ABSTRACT

Drawing on the anthropological fieldwork of both authors, this article examines the hijras of India and Bangladesh, emphasizing the changes in their traditional religious and political roles and identities, from ancient times until the present. While the most popular common understanding of the hijras, who are found in India, Bangladesh, and Pakistan, is that of a third sex or third gender, they are now also characterized as transgender both within South Asia and internationally. Ancient Hindu mythology provides the basic context for the hijra role in South Asia, but Islam is also critical to their social organization, identities, and present culture.

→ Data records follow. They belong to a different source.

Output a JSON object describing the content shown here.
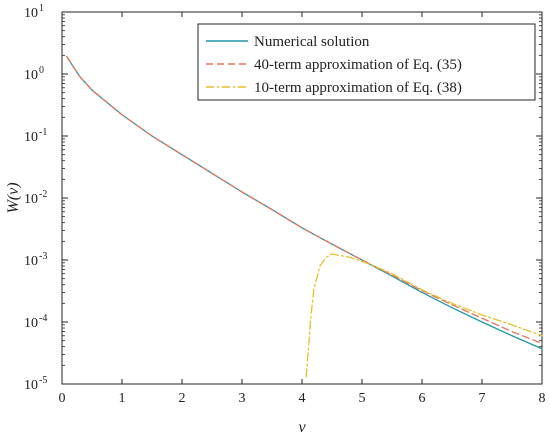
{
  "chart_data": {
    "type": "line",
    "title": "",
    "xlabel": "v",
    "ylabel": "W(v)",
    "xlim": [
      0,
      8
    ],
    "ylim": [
      1e-05,
      10
    ],
    "yscale": "log",
    "grid": false,
    "legend_position": "top-right",
    "x_ticks": [
      "0",
      "1",
      "2",
      "3",
      "4",
      "5",
      "6",
      "7",
      "8"
    ],
    "y_ticks": [
      {
        "value": 1e-05,
        "base": "10",
        "exp": "-5"
      },
      {
        "value": 0.0001,
        "base": "10",
        "exp": "-4"
      },
      {
        "value": 0.001,
        "base": "10",
        "exp": "-3"
      },
      {
        "value": 0.01,
        "base": "10",
        "exp": "-2"
      },
      {
        "value": 0.1,
        "base": "10",
        "exp": "-1"
      },
      {
        "value": 1,
        "base": "10",
        "exp": "0"
      },
      {
        "value": 10,
        "base": "10",
        "exp": "1"
      }
    ],
    "series": [
      {
        "name": "Numerical solution",
        "color": "#1f9aa8",
        "dash": "solid",
        "x": [
          0.08,
          0.3,
          0.5,
          1.0,
          1.5,
          2.0,
          2.5,
          3.0,
          3.5,
          4.0,
          4.5,
          5.0,
          5.5,
          6.0,
          6.5,
          7.0,
          7.5,
          8.0
        ],
        "y": [
          1.9,
          0.9,
          0.55,
          0.22,
          0.1,
          0.05,
          0.025,
          0.0125,
          0.0065,
          0.0033,
          0.0018,
          0.001,
          0.00055,
          0.0003,
          0.00017,
          0.0001,
          6e-05,
          3.7e-05
        ]
      },
      {
        "name": "40-term approximation of Eq. (35)",
        "color": "#e8735a",
        "dash": "dashed",
        "x": [
          0.08,
          0.3,
          0.5,
          1.0,
          1.5,
          2.0,
          2.5,
          3.0,
          3.5,
          4.0,
          4.5,
          5.0,
          5.5,
          6.0,
          6.5,
          7.0,
          7.5,
          8.0
        ],
        "y": [
          1.9,
          0.9,
          0.55,
          0.22,
          0.1,
          0.05,
          0.025,
          0.0125,
          0.0065,
          0.0033,
          0.0018,
          0.001,
          0.00057,
          0.00032,
          0.00019,
          0.000115,
          7e-05,
          4.5e-05
        ]
      },
      {
        "name": "10-term approximation of Eq. (38)",
        "color": "#e5c12a",
        "dash": "dashdot",
        "x": [
          4.07,
          4.1,
          4.15,
          4.2,
          4.3,
          4.4,
          4.5,
          4.6,
          4.8,
          5.0,
          5.2,
          5.5,
          6.0,
          6.5,
          7.0,
          7.5,
          8.0
        ],
        "y": [
          1.3e-05,
          3e-05,
          0.00013,
          0.00035,
          0.0008,
          0.0011,
          0.00125,
          0.0012,
          0.0011,
          0.00095,
          0.0008,
          0.0006,
          0.00033,
          0.0002,
          0.00013,
          9e-05,
          6e-05
        ]
      }
    ]
  }
}
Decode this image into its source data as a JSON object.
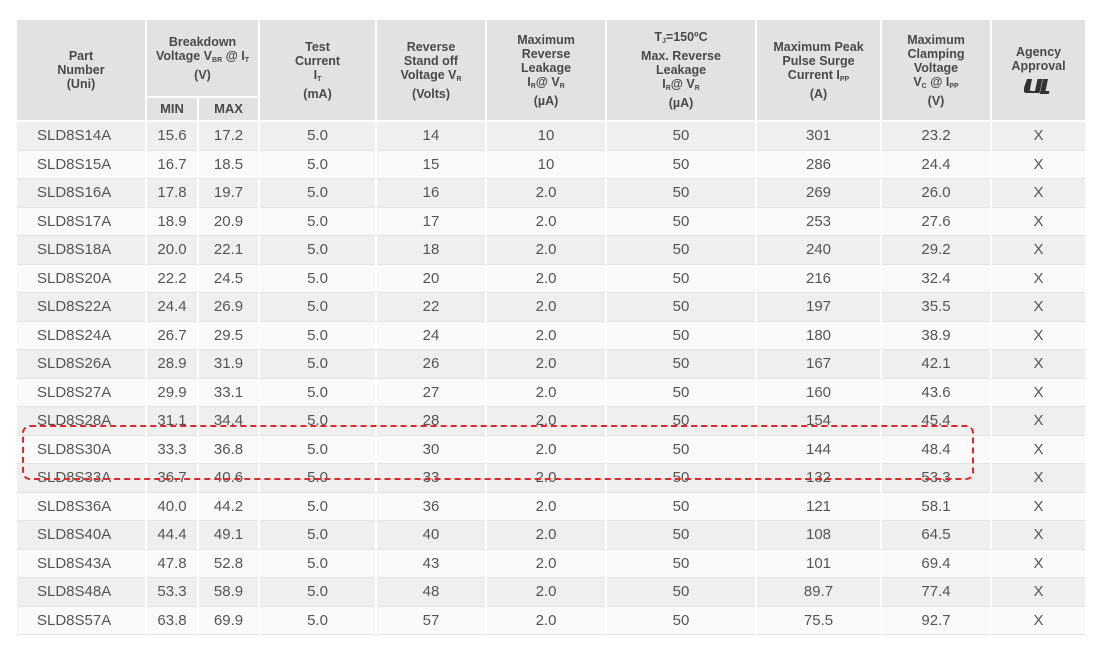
{
  "header": {
    "columns": [
      {
        "lines": [
          [
            {
              "t": "Part"
            }
          ],
          [
            {
              "t": "Number"
            }
          ],
          [
            {
              "t": "(Uni)"
            }
          ]
        ]
      },
      {
        "lines": [
          [
            {
              "t": "Breakdown"
            }
          ],
          [
            {
              "t": "Voltage V"
            },
            {
              "t": "BR",
              "sub": true
            },
            {
              "t": " @ I"
            },
            {
              "t": "T",
              "sub": true
            }
          ],
          [
            {
              "t": "(V)"
            }
          ]
        ]
      },
      {
        "lines": [
          [
            {
              "t": "Test"
            }
          ],
          [
            {
              "t": "Current"
            }
          ],
          [
            {
              "t": "I"
            },
            {
              "t": "T",
              "sub": true
            }
          ],
          [
            {
              "t": "(mA)"
            }
          ]
        ]
      },
      {
        "lines": [
          [
            {
              "t": "Reverse"
            }
          ],
          [
            {
              "t": "Stand off"
            }
          ],
          [
            {
              "t": "Voltage V"
            },
            {
              "t": "R",
              "sub": true
            }
          ],
          [
            {
              "t": "(Volts)"
            }
          ]
        ]
      },
      {
        "lines": [
          [
            {
              "t": "Maximum"
            }
          ],
          [
            {
              "t": "Reverse"
            }
          ],
          [
            {
              "t": "Leakage"
            }
          ],
          [
            {
              "t": "I"
            },
            {
              "t": "R",
              "sub": true
            },
            {
              "t": "@ V"
            },
            {
              "t": "R",
              "sub": true
            }
          ],
          [
            {
              "t": "(µA)"
            }
          ]
        ]
      },
      {
        "lines": [
          [
            {
              "t": "T"
            },
            {
              "t": "J",
              "sub": true
            },
            {
              "t": "=150ºC"
            }
          ],
          [
            {
              "t": "Max. Reverse"
            }
          ],
          [
            {
              "t": "Leakage"
            }
          ],
          [
            {
              "t": "I"
            },
            {
              "t": "R",
              "sub": true
            },
            {
              "t": "@ V"
            },
            {
              "t": "R",
              "sub": true
            }
          ],
          [
            {
              "t": "(µA)"
            }
          ]
        ]
      },
      {
        "lines": [
          [
            {
              "t": "Maximum Peak"
            }
          ],
          [
            {
              "t": "Pulse Surge"
            }
          ],
          [
            {
              "t": "Current I"
            },
            {
              "t": "PP",
              "sub": true
            }
          ],
          [
            {
              "t": "(A)"
            }
          ]
        ]
      },
      {
        "lines": [
          [
            {
              "t": "Maximum"
            }
          ],
          [
            {
              "t": "Clamping"
            }
          ],
          [
            {
              "t": "Voltage"
            }
          ],
          [
            {
              "t": "V"
            },
            {
              "t": "C",
              "sub": true
            },
            {
              "t": " @ I"
            },
            {
              "t": "PP",
              "sub": true
            }
          ],
          [
            {
              "t": "(V)"
            }
          ]
        ]
      },
      {
        "lines": [
          [
            {
              "t": "Agency"
            }
          ],
          [
            {
              "t": "Approval"
            }
          ]
        ]
      }
    ],
    "sub_columns": [
      "MIN",
      "MAX"
    ]
  },
  "table": {
    "rows": [
      [
        "SLD8S14A",
        "15.6",
        "17.2",
        "5.0",
        "14",
        "10",
        "50",
        "301",
        "23.2",
        "X"
      ],
      [
        "SLD8S15A",
        "16.7",
        "18.5",
        "5.0",
        "15",
        "10",
        "50",
        "286",
        "24.4",
        "X"
      ],
      [
        "SLD8S16A",
        "17.8",
        "19.7",
        "5.0",
        "16",
        "2.0",
        "50",
        "269",
        "26.0",
        "X"
      ],
      [
        "SLD8S17A",
        "18.9",
        "20.9",
        "5.0",
        "17",
        "2.0",
        "50",
        "253",
        "27.6",
        "X"
      ],
      [
        "SLD8S18A",
        "20.0",
        "22.1",
        "5.0",
        "18",
        "2.0",
        "50",
        "240",
        "29.2",
        "X"
      ],
      [
        "SLD8S20A",
        "22.2",
        "24.5",
        "5.0",
        "20",
        "2.0",
        "50",
        "216",
        "32.4",
        "X"
      ],
      [
        "SLD8S22A",
        "24.4",
        "26.9",
        "5.0",
        "22",
        "2.0",
        "50",
        "197",
        "35.5",
        "X"
      ],
      [
        "SLD8S24A",
        "26.7",
        "29.5",
        "5.0",
        "24",
        "2.0",
        "50",
        "180",
        "38.9",
        "X"
      ],
      [
        "SLD8S26A",
        "28.9",
        "31.9",
        "5.0",
        "26",
        "2.0",
        "50",
        "167",
        "42.1",
        "X"
      ],
      [
        "SLD8S27A",
        "29.9",
        "33.1",
        "5.0",
        "27",
        "2.0",
        "50",
        "160",
        "43.6",
        "X"
      ],
      [
        "SLD8S28A",
        "31.1",
        "34.4",
        "5.0",
        "28",
        "2.0",
        "50",
        "154",
        "45.4",
        "X"
      ],
      [
        "SLD8S30A",
        "33.3",
        "36.8",
        "5.0",
        "30",
        "2.0",
        "50",
        "144",
        "48.4",
        "X"
      ],
      [
        "SLD8S33A",
        "36.7",
        "40.6",
        "5.0",
        "33",
        "2.0",
        "50",
        "132",
        "53.3",
        "X"
      ],
      [
        "SLD8S36A",
        "40.0",
        "44.2",
        "5.0",
        "36",
        "2.0",
        "50",
        "121",
        "58.1",
        "X"
      ],
      [
        "SLD8S40A",
        "44.4",
        "49.1",
        "5.0",
        "40",
        "2.0",
        "50",
        "108",
        "64.5",
        "X"
      ],
      [
        "SLD8S43A",
        "47.8",
        "52.8",
        "5.0",
        "43",
        "2.0",
        "50",
        "101",
        "69.4",
        "X"
      ],
      [
        "SLD8S48A",
        "53.3",
        "58.9",
        "5.0",
        "48",
        "2.0",
        "50",
        "89.7",
        "77.4",
        "X"
      ],
      [
        "SLD8S57A",
        "63.8",
        "69.9",
        "5.0",
        "57",
        "2.0",
        "50",
        "75.5",
        "92.7",
        "X"
      ]
    ]
  }
}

Culture contact predating today’s globalization has played an important role in hijra identity, beginning with their role as eunuchs in the Mughul Empire, through British colonialism, anthropological ethnography, and the internet and global social media. Hijra identity has now moved from an exclusive identification with the religious ritual of emasculation, to a global identity merging with LGBT activism. In addition, globally connected NGOS advocating human rights and HIV/AIDS related activism as well as transnational connections between hijras in South Asia and transgender groups in other parts of the world are now also central in hijra lives. In addition, partly through ethnography, gender theory, international tourism, and global media, the previously dominant binary Western sex/gender ideology is changing to a multiple and fluid gender ideology, both internationally and in South Asia. These global connections have resulted in increasing rights for hijras in India, Bangladesh, and Pakistan, including political, economic, and medical rights, through national legalization of hijras as a third gender.